Hector is the great leader of the Trojans during the Trojan War. His death at the hands of the great Greek warrior Achilles means that Troy will fall.


Electra is the daughter of Atlas, the god who holds up the sky, and the ancestor of all the Trojans, including Aeneas and Hector.


Camilla fights for the Italians against Aeneas in Italy. TheAeneidtells of her death.


Penthesilea is an Amazonian queen. She fought for Troy against the Greeks during the Trojan War.

Others are real:

Julius Caesar

Julius Caesar became the ruler of Rome and the Roman Empire as the Roman Republic ended.
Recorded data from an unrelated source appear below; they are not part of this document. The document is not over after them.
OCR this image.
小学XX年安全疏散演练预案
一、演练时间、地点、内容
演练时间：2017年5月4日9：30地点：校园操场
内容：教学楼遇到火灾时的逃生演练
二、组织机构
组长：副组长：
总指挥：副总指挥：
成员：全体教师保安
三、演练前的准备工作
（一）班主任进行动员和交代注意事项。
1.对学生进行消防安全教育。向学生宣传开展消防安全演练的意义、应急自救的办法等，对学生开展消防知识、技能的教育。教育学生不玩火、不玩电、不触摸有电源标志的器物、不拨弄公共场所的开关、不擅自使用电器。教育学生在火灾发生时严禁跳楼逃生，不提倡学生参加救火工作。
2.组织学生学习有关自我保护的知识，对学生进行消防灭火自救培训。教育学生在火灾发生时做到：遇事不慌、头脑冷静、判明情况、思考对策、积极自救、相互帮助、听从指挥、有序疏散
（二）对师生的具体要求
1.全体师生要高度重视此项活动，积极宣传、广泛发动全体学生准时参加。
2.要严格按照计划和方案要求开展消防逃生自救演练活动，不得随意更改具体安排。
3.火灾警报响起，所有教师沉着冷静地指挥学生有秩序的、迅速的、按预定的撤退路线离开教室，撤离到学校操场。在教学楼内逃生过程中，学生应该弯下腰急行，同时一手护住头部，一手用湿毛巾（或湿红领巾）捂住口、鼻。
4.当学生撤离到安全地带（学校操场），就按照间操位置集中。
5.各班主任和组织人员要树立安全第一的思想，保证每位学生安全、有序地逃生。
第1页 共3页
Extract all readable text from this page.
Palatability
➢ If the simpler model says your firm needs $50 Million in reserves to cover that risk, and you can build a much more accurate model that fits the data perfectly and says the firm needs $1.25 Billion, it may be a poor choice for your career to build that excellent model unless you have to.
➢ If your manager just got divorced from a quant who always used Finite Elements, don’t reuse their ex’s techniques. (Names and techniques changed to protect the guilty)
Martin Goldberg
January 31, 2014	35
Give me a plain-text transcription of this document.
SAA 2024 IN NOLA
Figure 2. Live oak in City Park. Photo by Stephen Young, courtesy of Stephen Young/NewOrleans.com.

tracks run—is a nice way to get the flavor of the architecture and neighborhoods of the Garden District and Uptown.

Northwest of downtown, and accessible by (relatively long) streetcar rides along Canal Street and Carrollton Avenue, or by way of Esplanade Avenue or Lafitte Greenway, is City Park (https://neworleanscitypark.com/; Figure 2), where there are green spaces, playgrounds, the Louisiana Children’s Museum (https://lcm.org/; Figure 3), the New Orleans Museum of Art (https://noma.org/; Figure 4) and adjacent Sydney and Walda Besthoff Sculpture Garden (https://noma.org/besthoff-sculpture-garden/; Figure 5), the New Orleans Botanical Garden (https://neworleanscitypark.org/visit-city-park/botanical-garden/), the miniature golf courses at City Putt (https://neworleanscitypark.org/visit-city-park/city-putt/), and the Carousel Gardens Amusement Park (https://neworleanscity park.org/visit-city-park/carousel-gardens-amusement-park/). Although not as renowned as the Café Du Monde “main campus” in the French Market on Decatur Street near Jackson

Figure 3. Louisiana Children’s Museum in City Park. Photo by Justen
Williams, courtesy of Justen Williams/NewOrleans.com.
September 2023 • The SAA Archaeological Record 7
This Greek philosopher believed in the theory of atoms: the idea that matter is composed of imperishable and indivisible units.


Diogenes of Sinope, aka “the Cynic,” was a Greek philosopher who advocated self-control and abstinence.


Zeno may be Zeno of Citium, the founder of the Stoic School of Philosophy, or Zenoi of Eleo, a disciple of Parmenides. Both Zenos were ancient Greek philosophers.


Euclid is famous for his writing about geometry.


Ptolemy gave his name to a system of astronomy that placed the Earth at the center of the universe.

John Ciardi divides the people found in the Citadel into three groups: 1) The Heroes and Heroines, 2) The Philosophers, and 3) The Naturalists (Ciardi, The Divine Comedy, 44-45).

  • Which three Muslims are placed in Limbo — something that should be regarded as a mark of honor?

A major point to notice is that three Muslims are found in Limbo. Many Christians in the Middle Ages were hostile to Islam, but Dante does put three eminent Muslims in a place of honor:

1) the philosopher Avicenna (980-1037). He was a Persian physician, philosopher, and scientist. He memorized the Koran.

2) the philosopher Averroës (1126-98). He was an Arab who wanted to reconcile Aristotelianism with Islam.

3) the sultan Saladin (1138-93), who captured Jerusalem from the Crusaders. He was a great Muslim general and leader.